Em 1985, 16 milhões de carte à puce (ou cartão de chip, como são conhecidos na França) começaram a ser usados pelo sistema financeiro daquele país na autenticação de transações bancárias, exatamente a mesma função dos nossos cartões magnéticos. A diferença é que o microprocessador comporta diversos níveis de senhas e os dados nele guardados são criptografados, tornando as transações muito mais seguras, argumento fundamental para a sua adoção pelos bancos. Essas instituições não gostam de comentar, mas a verdade é que os cartões magnéticos são tudo, menos seguros. Como a tarja pode ser copiada ou adulterada, o rombo provocado por fraudes em todo o mundo supera a casa dos bilhões de dólares. E a incidência das fraudes cresce 10% ao ano, motivo pelo qual existiam em 1995 544 milhões de cartões inteligentes em circulação na Europa e Ásia. Em 1999, esse número vai atingir os dois bilhões e, de acordo com a consultoria americana Dataquest, em 2001 serão 3,4 bilhões.

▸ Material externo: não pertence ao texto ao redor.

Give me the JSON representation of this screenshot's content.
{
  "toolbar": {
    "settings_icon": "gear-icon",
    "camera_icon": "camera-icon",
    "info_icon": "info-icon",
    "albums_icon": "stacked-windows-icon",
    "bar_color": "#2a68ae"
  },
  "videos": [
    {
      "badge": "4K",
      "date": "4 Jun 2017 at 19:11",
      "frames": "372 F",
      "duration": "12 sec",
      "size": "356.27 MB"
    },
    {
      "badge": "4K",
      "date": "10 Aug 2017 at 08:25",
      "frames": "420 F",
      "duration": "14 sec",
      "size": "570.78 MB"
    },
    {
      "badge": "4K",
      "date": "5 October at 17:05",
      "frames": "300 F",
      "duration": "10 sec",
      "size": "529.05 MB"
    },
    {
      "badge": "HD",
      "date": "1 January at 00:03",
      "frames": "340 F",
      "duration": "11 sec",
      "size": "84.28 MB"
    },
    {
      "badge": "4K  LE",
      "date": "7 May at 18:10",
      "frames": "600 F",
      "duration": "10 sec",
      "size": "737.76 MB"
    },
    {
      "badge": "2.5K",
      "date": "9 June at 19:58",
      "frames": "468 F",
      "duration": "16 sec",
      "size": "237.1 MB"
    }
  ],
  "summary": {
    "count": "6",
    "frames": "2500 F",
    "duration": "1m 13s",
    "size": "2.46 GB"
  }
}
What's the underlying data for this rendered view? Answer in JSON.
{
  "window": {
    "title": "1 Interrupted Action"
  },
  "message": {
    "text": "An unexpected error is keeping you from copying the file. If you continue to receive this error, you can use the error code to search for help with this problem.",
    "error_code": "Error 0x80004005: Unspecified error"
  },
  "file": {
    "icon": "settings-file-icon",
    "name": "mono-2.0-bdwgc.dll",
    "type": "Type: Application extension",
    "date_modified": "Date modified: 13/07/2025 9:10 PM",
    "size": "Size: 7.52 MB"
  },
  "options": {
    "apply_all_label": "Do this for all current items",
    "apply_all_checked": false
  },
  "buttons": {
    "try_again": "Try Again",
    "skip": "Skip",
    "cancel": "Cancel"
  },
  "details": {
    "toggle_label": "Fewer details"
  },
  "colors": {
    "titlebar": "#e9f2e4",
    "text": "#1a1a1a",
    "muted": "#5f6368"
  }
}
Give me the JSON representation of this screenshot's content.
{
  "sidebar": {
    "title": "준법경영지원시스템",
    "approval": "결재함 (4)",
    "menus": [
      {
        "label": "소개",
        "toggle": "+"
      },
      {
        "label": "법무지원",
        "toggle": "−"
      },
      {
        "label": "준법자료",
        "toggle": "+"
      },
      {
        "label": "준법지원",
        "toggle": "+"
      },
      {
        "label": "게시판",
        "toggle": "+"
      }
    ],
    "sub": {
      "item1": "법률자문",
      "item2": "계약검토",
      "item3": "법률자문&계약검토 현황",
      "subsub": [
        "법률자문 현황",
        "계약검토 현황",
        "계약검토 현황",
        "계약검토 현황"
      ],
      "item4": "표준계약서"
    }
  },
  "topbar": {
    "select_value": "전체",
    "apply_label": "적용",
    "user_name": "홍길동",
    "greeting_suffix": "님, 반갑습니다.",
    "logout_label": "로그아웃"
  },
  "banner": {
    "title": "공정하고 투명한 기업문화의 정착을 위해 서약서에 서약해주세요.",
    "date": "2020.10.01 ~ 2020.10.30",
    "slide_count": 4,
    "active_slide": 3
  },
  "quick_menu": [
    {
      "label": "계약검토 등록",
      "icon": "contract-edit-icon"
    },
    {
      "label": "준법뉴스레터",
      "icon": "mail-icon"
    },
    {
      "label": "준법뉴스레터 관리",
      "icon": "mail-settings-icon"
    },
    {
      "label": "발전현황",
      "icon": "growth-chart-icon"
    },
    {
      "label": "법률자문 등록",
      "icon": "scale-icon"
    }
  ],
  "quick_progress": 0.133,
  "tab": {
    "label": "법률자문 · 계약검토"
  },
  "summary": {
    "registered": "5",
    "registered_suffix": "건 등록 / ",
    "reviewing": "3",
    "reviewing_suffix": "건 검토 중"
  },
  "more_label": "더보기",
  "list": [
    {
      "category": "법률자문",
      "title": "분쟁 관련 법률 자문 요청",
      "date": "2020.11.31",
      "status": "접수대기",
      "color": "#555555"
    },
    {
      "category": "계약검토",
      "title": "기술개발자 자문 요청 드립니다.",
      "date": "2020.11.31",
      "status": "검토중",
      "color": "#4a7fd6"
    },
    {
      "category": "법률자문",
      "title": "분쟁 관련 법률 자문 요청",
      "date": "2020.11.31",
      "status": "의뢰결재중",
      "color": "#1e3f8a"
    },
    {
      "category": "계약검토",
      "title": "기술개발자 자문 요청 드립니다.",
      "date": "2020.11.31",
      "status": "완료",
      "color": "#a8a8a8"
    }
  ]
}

"Estima-se que no Brasil ocorram US$ 300 milhões em fraudes com cartões magnéticos a cada ano", revela Fernandes Franhani Junior, gerente da Gemplus Banknote, joint venture de duas das maiores fabricantes de cartões com chip. "Enxergar o smart card só como proteção de fraude é muito pouco", argumenta Fernando Castejon Ferreira, diretor da Visa e responsável por sua implantação no Brasil. O projeto começou com um piloto em Campinas em 1996. De lá para cá, foram distribuídos na cidade 60 mil cartões de 14 bancos, usados em 1.200 terminais de loja. O cartão é de débito. O consumidor usa um terminal para carregá-lo com uma quantia sacada de sua conta corrente e passa a usá-lo no comércio, debitando o valor de cada compra do saldo gravado no chip. Quando este zera, é hora de recarregar. Além dos campineiros, os únicos clientes Visa com cartão inteligente são os quatro mil portadores do Platinum. Destinado ao segmento de alta renda, seu processador é sofisticado. Além de transações de débito e crédito, aciona programas de milhagem e de seguros. Mas a meta da administradora é substituir progressivamente todos os cartões magnéticos. "Não posso fornecer datas, mas vamos anunciar em breve nossa estratégia para o smart card em todo o País", revela Castejon. De fato, a adoção pelo sistema financeiro desse novo meio eletrônico de pagamento é iminente. O Bradesco tem seu projeto piloto em Itu (SP) e, em convênio com a Universidade de São Paulo, entregou aos estudantes e funcionários 80 mil cartões que servem como identificação de acesso às instalações, retirada de livros na biblioteca e pagamento de refeição no bandejão. No Paraná, o Banestado distribui seus cartões em Londrina e Curitiba, cidade com o projeto mais amplo em execução no País.

 

Crescimento Para os cariocas, o novo instrumento não é novidade. Desde agosto passado circulam na cidade maravilhosa 300 mil deles. Só que não servem para comprar e sim para armazenar pontos no programa de fidelidade da Smart Club. Sempre que se abastece o tanque num posto Shell ou se adquire um produto nas Lojas Americanas, por exemplo, o usuário apresenta seu cartão que é carregado com pontos. O mesmo procedimento vale na compra de uma passagem da TAM, no uso do cartão de crédito Bradesco ou quando se assina a tevê a cabo NET, outros participantes do programa. Paga-se uma taxa de adesão de R$ 9,90 e, atingindo determinado número de pontos, o cliente pode trocá-los por prêmios que vão desde um jantar até diárias em hotéis e uma passagem para Paris. "No Rio, mais de 40 empresas aderiram ao programa, entre lavanderias, farmácias, supermercados e restaurantes", diz Luiz Eduardo Ritzmann, diretor do Smart Club. Segundo ele, a empresa foi criada para dividir os custos de manutenção de um programa de fidelidade entre as companhias participantes. Em São Paulo, onde o cartão foi lançado na semana passada, a expectativa é distribuir dois milhões deles. "Até o fim do ano entramos na região Sul e em 2000 no Nordeste, em Minas Gerais e Brasília", afirma Ritzmann. Com a chegada do cartão de afinidade à capital paulista, quem acaba de aderir ao plano é a Telefônica, que vai dar pontos aos clientes que usarem seus serviços (e não os da Embratel) nas chamadas interurbanas no Estado de São Paulo. O próximo passo, pelo menos teórico, é a substituição dos cartões magnéticos dos orelhões por versões smart, usadas pela matriz da empresa na Espanha. As demais operadoras de telefonia do País devem seguir o mesmo caminho.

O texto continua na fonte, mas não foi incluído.